The firm intention to achieve genuine, far-reaching institutional reform should be ascertained quite quickly. It is said that, in this way, a 'two-speed' Europe would be created; but Europe as it is at present is not a -speed' Europe, and if part of it decides to start moving, that will mean the beginning of the creation of a democratic political Europe...

... The door always remain open to countries who are slow to follow and, in the meantime, interim arrangements should be devised by common accord between the Union and the States concerned.

Finally, we call on the Commission to escape from its present state of indecision, which was apparent again today in the speech by President Delors, and unequivocally support the Parliament. The action that we call for is designed to ensure that, from the decisions in Milan, a real Union will be born. It will be a long and difficult process; a complex system of political alliances, some of them new, must be established, and in this system the alliance between the Commission and the Parliament will be of fundamental importance.

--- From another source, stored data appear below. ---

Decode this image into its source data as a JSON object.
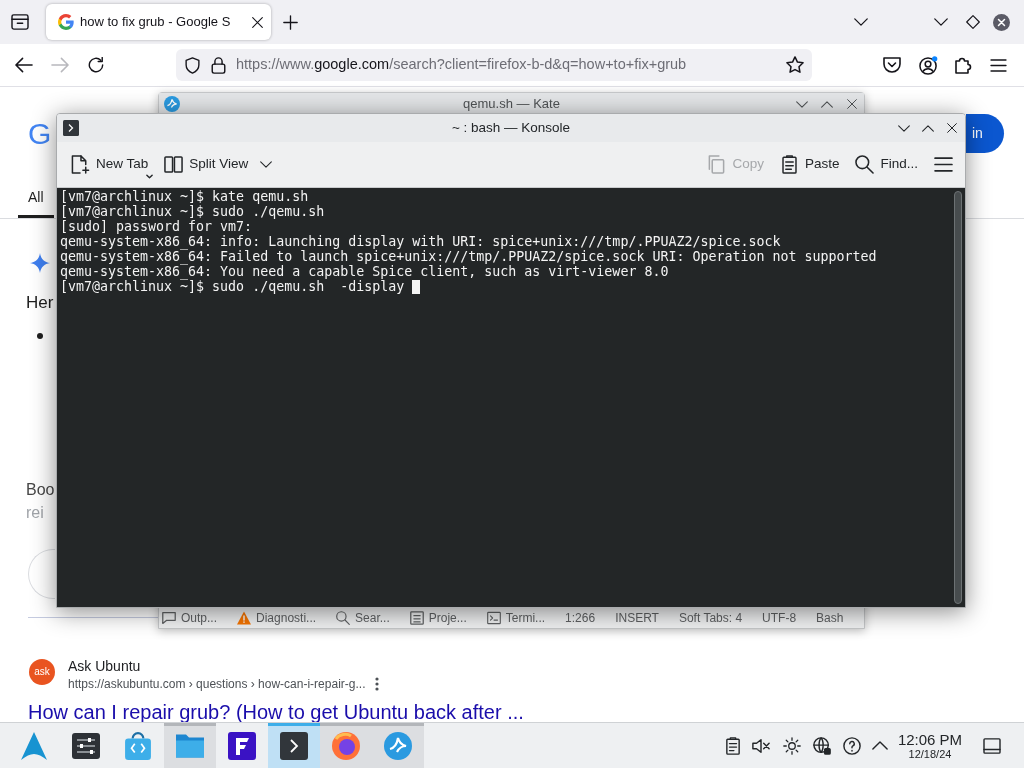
{
  "browser": {
    "tabs": [
      {
        "title": "how to fix grub - Google S",
        "selected": true
      }
    ],
    "nav_buttons": [
      {
        "kind": "back",
        "disabled": false
      },
      {
        "kind": "forward",
        "disabled": true
      },
      {
        "kind": "reload",
        "disabled": false
      }
    ],
    "address": {
      "prefix": "https://www.",
      "domain": "google.com",
      "rest": "/search?client=firefox-b-d&q=how+to+fix+grub"
    }
  },
  "google_page": {
    "logo": "G",
    "sign_in_button": "in",
    "tabs": [
      {
        "label": "All",
        "selected": true
      }
    ],
    "overview": {
      "heading": "Her",
      "text_1": "Boo",
      "text_2": "rei"
    },
    "result": {
      "logo": "ask",
      "site": "Ask Ubuntu",
      "url": "https://askubuntu.com › questions › how-can-i-repair-g...",
      "title": "How can I repair grub? (How to get Ubuntu back after ..."
    }
  },
  "kate_window": {
    "title": "qemu.sh — Kate",
    "status_bar": [
      {
        "kind": "output",
        "label": "Outp..."
      },
      {
        "kind": "diagnostics",
        "label": "Diagnosti..."
      },
      {
        "kind": "search",
        "label": "Sear..."
      },
      {
        "kind": "projects",
        "label": "Proje..."
      },
      {
        "kind": "terminal",
        "label": "Termi..."
      },
      {
        "kind": "info",
        "label": "1:266"
      },
      {
        "kind": "info",
        "label": "INSERT"
      },
      {
        "kind": "info",
        "label": "Soft Tabs: 4"
      },
      {
        "kind": "info",
        "label": "UTF-8"
      },
      {
        "kind": "info",
        "label": "Bash"
      }
    ]
  },
  "konsole_window": {
    "title": "~ : bash — Konsole",
    "toolbar_left": [
      {
        "kind": "new_tab",
        "label": "New Tab",
        "disabled": false
      },
      {
        "kind": "split_view",
        "label": "Split View",
        "disabled": false
      }
    ],
    "toolbar_right": [
      {
        "kind": "copy",
        "label": "Copy",
        "disabled": true
      },
      {
        "kind": "paste",
        "label": "Paste",
        "disabled": false
      },
      {
        "kind": "find",
        "label": "Find...",
        "disabled": false
      },
      {
        "kind": "menu",
        "disabled": false
      }
    ],
    "terminal": {
      "lines": [
        "[vm7@archlinux ~]$ kate qemu.sh",
        "[vm7@archlinux ~]$ sudo ./qemu.sh",
        "[sudo] password for vm7:",
        "qemu-system-x86_64: info: Launching display with URI: spice+unix:///tmp/.PPUAZ2/spice.sock",
        "qemu-system-x86_64: Failed to launch spice+unix:///tmp/.PPUAZ2/spice.sock URI: Operation not supported",
        "qemu-system-x86_64: You need a capable Spice client, such as virt-viewer 8.0",
        "[vm7@archlinux ~]$ sudo ./qemu.sh  -display "
      ],
      "cursor_visible": true
    }
  },
  "taskbar": {
    "apps": [
      {
        "kind": "launcher",
        "running": false,
        "selected": false
      },
      {
        "kind": "settings",
        "running": false,
        "selected": false
      },
      {
        "kind": "store",
        "running": false,
        "selected": false
      },
      {
        "kind": "files",
        "running": true,
        "selected": false
      },
      {
        "kind": "f_app",
        "running": false,
        "selected": false
      },
      {
        "kind": "terminal",
        "running": true,
        "selected": true
      },
      {
        "kind": "browser",
        "running": true,
        "selected": false
      },
      {
        "kind": "editor",
        "running": true,
        "selected": false
      }
    ],
    "volume": {
      "muted": true
    },
    "clock": {
      "time": "12:06 PM",
      "date": "12/18/24"
    }
  }
}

On behalf of the Committee on Institutional Affairs I therefore ask you to vote in favour of the resolution, and, with regard to the amendments that have been put forward, to vote for or against, according to what our Committee recommends. We have often been obliged to recommend the rejection of amendments which were quite acceptable as to their content, but which were out of place in a resolution which is intended not to lay the foundations for European policy as a whole but to achieve agreement on one very precise point: - to make the Council understand that we are in favour of calling the conference; to ask it to work efficiently and bravely and not in the way that was envisaged; and to see that the Parliament is associated with the drawing up and approval of the draft.

Let us endeavour, ladies and gentlemen, not to water down this request by talking about everything all at once.

Mr President, even those who denigrate this Parliament most bitterly, even the proudest defenders of so-called 'pragmatism', must acknowledge that if at Milan our governments finally shook off their European torpor, and if they decided to undertake the reform of the Community and the construction of the Union, that was only possible because this Parliament had continued working, in a measured way but still tenaciously, for that Union.

In Milan, with a characteristic reaction of rejection, at the very moment of accepting the idea of reform that was submitted to them by the Parliament, our Heads of Government ostentatiously ignored the Parliament's draft, and its request to continue to be one of the 'constituent powers' in the building of the Union.

What do you want, gentlemen of the Council? Grounds for another quarrel with the European Parliament? This, Mr President of the Council, is quite a dangerous path to tread, both for the Community of today and for the Union of tomorrow. Please tell this to your colleagues!